On Friday, Fed Governor Waller also said a rate cut was possibly next month. “I think we’re in the position that we could do this as early as July,” he told CNBC. “That would be my view, whether the committee would go along with it or not.”

Powell, by contrast, has reasoned that while tariff-related inflation may be lurking, there’s no rush to cut rates while the US economy remains resilient – the labor market, in particular. But there are hints that the macro resiliency may be fading, if only marginally, and so the case may be strengthening for easing policy. In support of his view, the Altanta Fed’s GDPNow model is still nowcasting a strong rebound in the upcoming second-quarter GDP report following Q1’s slight contraction.

But focusing on forward-looking forward is starting to paint a less-encouraging outlook. Policy doves cite the rise in the four-week moving average of weekly jobless claims, which is a leading indicator for the labor market. The latest reading shows the trend rising to the highest level since 2023, which some analysts see as a warning that hiring is on track to slow to a pace that threatens the economic outlook and strengthens the argument for cutting rates.4-Week MA of Initial Claims

The Treasury market is showing signs of pricing in softer economic conditions. Despite tariff-related inflation concerns, the 10-year yield fell yesterday (June 23) 4.35%, the lowest close in nearly two months. Safe-haven buying linked to the Israel-Iran conflict is probably a factor too.

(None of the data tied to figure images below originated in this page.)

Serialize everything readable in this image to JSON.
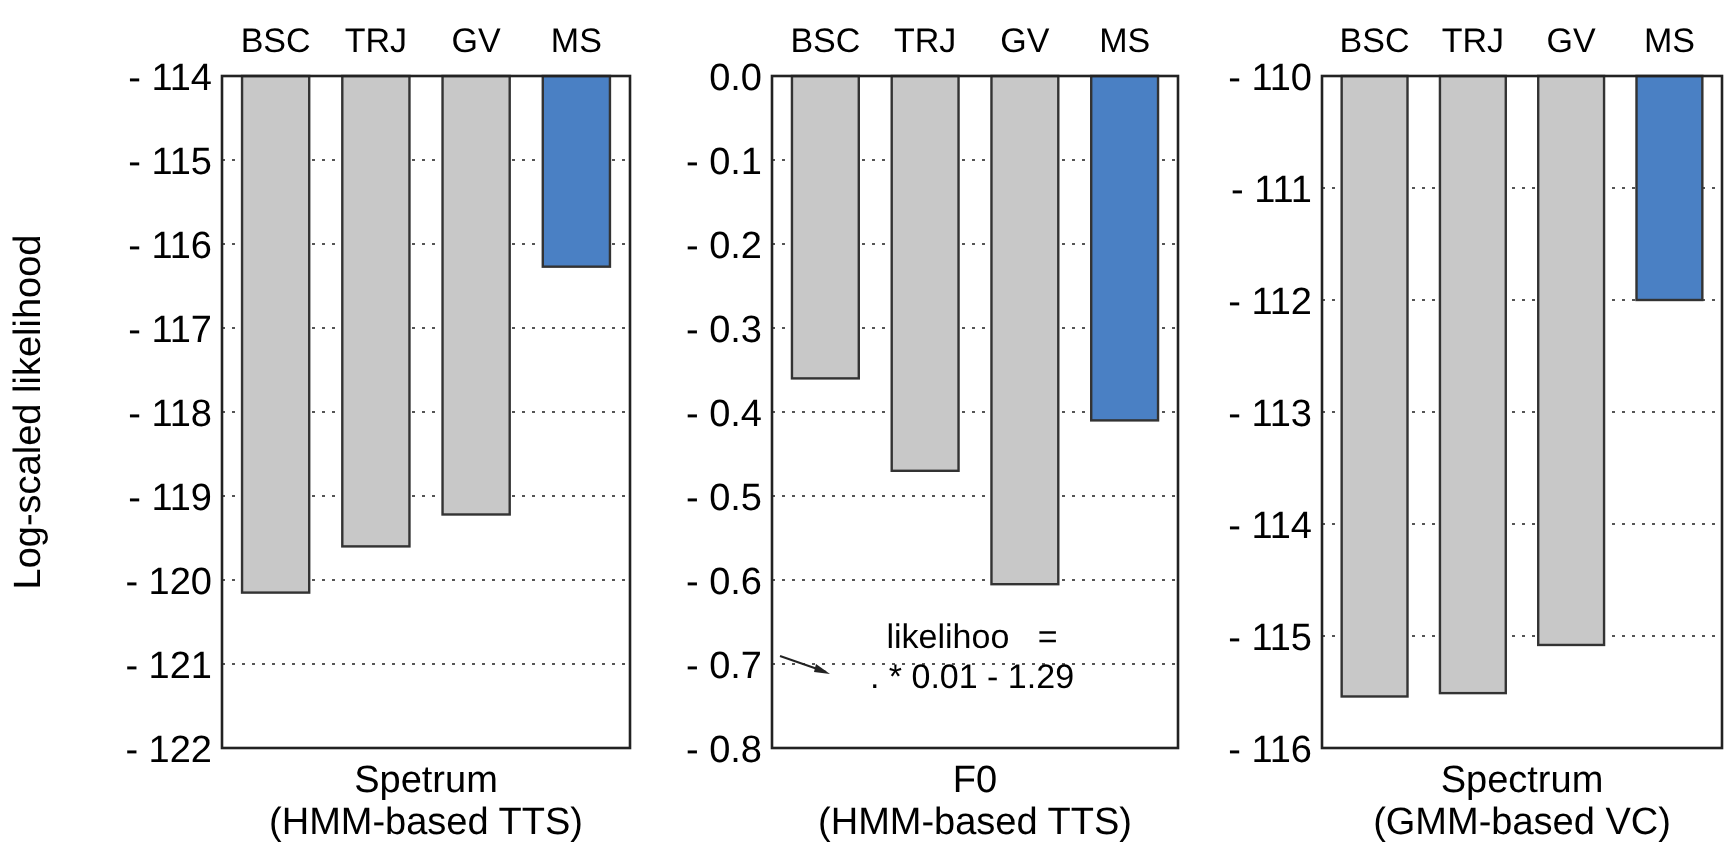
{
  "chart_data": [
    {
      "type": "bar",
      "ylabel": "Log-scaled likelihood",
      "xlabel": "Spetrum\n(HMM-based TTS)",
      "categories": [
        "BSC",
        "TRJ",
        "GV",
        "MS"
      ],
      "base": [
        -114,
        -114,
        -114,
        -114
      ],
      "values": [
        -6.15,
        -5.6,
        -5.22,
        -2.27
      ],
      "colors": [
        "#c8c8c8",
        "#c8c8c8",
        "#c8c8c8",
        "#4a80c4"
      ],
      "ylim": [
        -122,
        -114
      ],
      "yticks": [
        {
          "value": -114,
          "label": "- 114"
        },
        {
          "value": -115,
          "label": "- 115"
        },
        {
          "value": -116,
          "label": "- 116"
        },
        {
          "value": -117,
          "label": "- 117"
        },
        {
          "value": -118,
          "label": "- 118"
        },
        {
          "value": -119,
          "label": "- 119"
        },
        {
          "value": -120,
          "label": "- 120"
        },
        {
          "value": -121,
          "label": "- 121"
        },
        {
          "value": -122,
          "label": "- 122"
        }
      ],
      "grid": "y"
    },
    {
      "type": "bar",
      "xlabel": "F0\n(HMM-based TTS)",
      "categories": [
        "BSC",
        "TRJ",
        "GV",
        "MS"
      ],
      "values": [
        -0.36,
        -0.47,
        -0.605,
        -0.41
      ],
      "colors": [
        "#c8c8c8",
        "#c8c8c8",
        "#c8c8c8",
        "#4a80c4"
      ],
      "ylim": [
        -0.8,
        0
      ],
      "yticks": [
        {
          "value": 0,
          "label": "0.0"
        },
        {
          "value": -0.1,
          "label": "- 0.1"
        },
        {
          "value": -0.2,
          "label": "- 0.2"
        },
        {
          "value": -0.3,
          "label": "- 0.3"
        },
        {
          "value": -0.4,
          "label": "- 0.4"
        },
        {
          "value": -0.5,
          "label": "- 0.5"
        },
        {
          "value": -0.6,
          "label": "- 0.6"
        },
        {
          "value": -0.7,
          "label": "- 0.7"
        },
        {
          "value": -0.8,
          "label": "- 0.8"
        }
      ],
      "grid": "y",
      "annotations": [
        "likelihoo   =\n. * 0.01 - 1.29"
      ]
    },
    {
      "type": "bar",
      "xlabel": "Spectrum\n(GMM-based VC)",
      "categories": [
        "BSC",
        "TRJ",
        "GV",
        "MS"
      ],
      "base": [
        -110,
        -110,
        -110,
        -110
      ],
      "values": [
        -5.54,
        -5.51,
        -5.08,
        -2.0
      ],
      "colors": [
        "#c8c8c8",
        "#c8c8c8",
        "#c8c8c8",
        "#4a80c4"
      ],
      "ylim": [
        -116,
        -110
      ],
      "yticks": [
        {
          "value": -110,
          "label": "- 110"
        },
        {
          "value": -111,
          "label": "- 111"
        },
        {
          "value": -112,
          "label": "- 112"
        },
        {
          "value": -113,
          "label": "- 113"
        },
        {
          "value": -114,
          "label": "- 114"
        },
        {
          "value": -115,
          "label": "- 115"
        },
        {
          "value": -116,
          "label": "- 116"
        }
      ],
      "grid": "y"
    }
  ]
}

US 10-Yr Yield-Daily Chart

“We are not in the July [rate-cut] camp, but do believe that data should show signs of weakness over the summer months and hence prompt a rate cut in September,” Mohit Kumar, chief European strategist at Jefferies wrote in a client note.

Meanwhile, President Trump continues to pressure the Fed to cut rates. In a post on social media early this morning he wrote: “I hope Congress really works this very dumb, hardheaded person, over. We will be paying for his incompetence for many years to come.”

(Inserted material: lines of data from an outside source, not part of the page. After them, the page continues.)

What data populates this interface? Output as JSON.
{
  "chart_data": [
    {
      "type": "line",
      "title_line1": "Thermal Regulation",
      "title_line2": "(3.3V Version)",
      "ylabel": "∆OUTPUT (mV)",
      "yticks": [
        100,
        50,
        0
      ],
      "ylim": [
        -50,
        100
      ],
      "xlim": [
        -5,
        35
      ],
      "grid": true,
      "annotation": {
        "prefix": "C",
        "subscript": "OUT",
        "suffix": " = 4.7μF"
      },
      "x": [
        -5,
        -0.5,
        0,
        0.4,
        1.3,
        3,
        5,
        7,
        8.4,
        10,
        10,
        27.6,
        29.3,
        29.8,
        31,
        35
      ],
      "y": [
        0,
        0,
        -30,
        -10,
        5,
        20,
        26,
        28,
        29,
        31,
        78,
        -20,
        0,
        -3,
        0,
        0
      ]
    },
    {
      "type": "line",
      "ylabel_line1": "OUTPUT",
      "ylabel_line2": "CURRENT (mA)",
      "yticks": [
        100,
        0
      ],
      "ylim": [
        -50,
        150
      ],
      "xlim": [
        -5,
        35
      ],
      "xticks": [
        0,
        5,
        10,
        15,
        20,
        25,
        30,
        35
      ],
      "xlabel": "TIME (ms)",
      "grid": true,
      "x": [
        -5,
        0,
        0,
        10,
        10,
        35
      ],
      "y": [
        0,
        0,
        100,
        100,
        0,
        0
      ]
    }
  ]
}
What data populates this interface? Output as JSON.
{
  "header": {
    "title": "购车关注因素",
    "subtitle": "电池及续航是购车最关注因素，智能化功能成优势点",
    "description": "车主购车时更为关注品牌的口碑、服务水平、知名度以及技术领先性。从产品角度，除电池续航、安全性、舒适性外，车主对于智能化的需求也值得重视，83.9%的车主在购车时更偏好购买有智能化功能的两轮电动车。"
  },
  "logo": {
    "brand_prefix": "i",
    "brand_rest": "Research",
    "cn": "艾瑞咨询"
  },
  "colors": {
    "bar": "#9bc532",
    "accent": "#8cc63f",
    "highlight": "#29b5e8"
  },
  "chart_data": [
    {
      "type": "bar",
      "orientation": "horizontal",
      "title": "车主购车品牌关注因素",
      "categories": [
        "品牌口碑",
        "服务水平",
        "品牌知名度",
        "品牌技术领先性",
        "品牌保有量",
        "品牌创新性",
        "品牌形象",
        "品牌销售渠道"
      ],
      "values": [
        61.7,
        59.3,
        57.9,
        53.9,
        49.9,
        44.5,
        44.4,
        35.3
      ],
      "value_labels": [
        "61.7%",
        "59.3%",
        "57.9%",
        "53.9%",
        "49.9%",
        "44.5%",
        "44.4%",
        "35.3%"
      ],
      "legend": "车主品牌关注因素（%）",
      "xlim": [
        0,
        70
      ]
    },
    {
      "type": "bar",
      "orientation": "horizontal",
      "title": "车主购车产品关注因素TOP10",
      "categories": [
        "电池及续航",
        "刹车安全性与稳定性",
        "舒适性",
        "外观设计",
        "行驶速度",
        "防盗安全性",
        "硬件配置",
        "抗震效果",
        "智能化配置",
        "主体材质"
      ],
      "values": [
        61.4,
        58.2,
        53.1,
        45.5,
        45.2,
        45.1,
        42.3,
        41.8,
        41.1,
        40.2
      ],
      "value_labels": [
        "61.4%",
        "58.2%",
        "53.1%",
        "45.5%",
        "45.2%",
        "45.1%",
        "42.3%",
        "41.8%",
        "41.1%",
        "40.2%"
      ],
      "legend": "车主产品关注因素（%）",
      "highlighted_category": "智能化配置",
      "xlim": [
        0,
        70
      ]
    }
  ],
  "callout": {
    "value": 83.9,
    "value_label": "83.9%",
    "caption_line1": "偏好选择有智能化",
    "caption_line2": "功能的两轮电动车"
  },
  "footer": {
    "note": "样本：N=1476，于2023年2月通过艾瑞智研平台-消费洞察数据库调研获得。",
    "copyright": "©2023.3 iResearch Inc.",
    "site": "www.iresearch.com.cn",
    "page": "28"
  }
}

The question is how or if Powell can salvage the narrative he made less than a week ago in today’s testimony?

At least one Fed official has Powell’s back. In an interview with Reuters on Monday, Atlanta Fed President Bostic said:

“I think we have some space and time” to watch how the tariff and other policy issues change. “I’m more concerned about what happens if we don’t get to our 2% [inflation] mandate. Because of that I’m willing to stay in this restrictive posture for longer just to be absolutely sure,” a reference to the current 4.25% to 4.5% Fed target rate that’s prevailed since December.  “I would see the last quarter [of the year] is sort of when I would expect we would know enough to move.”

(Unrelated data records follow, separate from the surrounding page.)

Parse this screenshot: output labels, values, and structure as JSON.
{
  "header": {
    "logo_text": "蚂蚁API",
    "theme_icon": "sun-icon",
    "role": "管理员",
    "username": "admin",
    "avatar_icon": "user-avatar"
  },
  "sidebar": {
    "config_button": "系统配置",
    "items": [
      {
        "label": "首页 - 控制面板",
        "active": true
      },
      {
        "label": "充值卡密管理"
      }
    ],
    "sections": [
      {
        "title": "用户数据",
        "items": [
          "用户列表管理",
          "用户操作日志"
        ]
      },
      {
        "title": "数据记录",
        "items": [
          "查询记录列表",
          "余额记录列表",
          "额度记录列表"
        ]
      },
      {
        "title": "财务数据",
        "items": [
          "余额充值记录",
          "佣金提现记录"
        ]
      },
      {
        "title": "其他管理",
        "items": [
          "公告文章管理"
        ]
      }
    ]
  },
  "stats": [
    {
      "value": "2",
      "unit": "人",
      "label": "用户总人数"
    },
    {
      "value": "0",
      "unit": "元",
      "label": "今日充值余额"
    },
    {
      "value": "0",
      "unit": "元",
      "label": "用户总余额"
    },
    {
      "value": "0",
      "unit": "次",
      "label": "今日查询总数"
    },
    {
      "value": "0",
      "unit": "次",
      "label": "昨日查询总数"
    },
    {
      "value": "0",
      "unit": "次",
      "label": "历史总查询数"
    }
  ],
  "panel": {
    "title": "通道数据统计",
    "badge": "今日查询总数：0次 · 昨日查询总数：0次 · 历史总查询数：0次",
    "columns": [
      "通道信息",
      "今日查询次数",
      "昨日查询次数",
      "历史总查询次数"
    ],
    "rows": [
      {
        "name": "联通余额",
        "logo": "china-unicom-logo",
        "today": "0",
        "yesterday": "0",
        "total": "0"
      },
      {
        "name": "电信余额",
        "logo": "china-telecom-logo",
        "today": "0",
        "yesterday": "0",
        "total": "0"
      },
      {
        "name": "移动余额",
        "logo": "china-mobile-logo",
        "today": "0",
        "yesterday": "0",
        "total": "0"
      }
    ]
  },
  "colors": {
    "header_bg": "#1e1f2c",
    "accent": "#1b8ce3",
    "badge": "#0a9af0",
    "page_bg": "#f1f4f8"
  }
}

The pressure for a rate cut may be building, but July still looks like a long shot, advises Tim Duy, chief S Economist at SGH Macro (BCBA:BMAm) Advisors. In a note to clients on Monday he wrote:

“The Fed’s MAGA contingent is setting the stage for a September cut. It will become more interesting if Waller and Bowman continue to support rate cuts if inflation comes in hot in the next few months on the back of tariffs. It’s however very unlikely that Waller and Bowman can drive the consensus in favor of a July cut. It’s just too much to ask from six weeks of data.”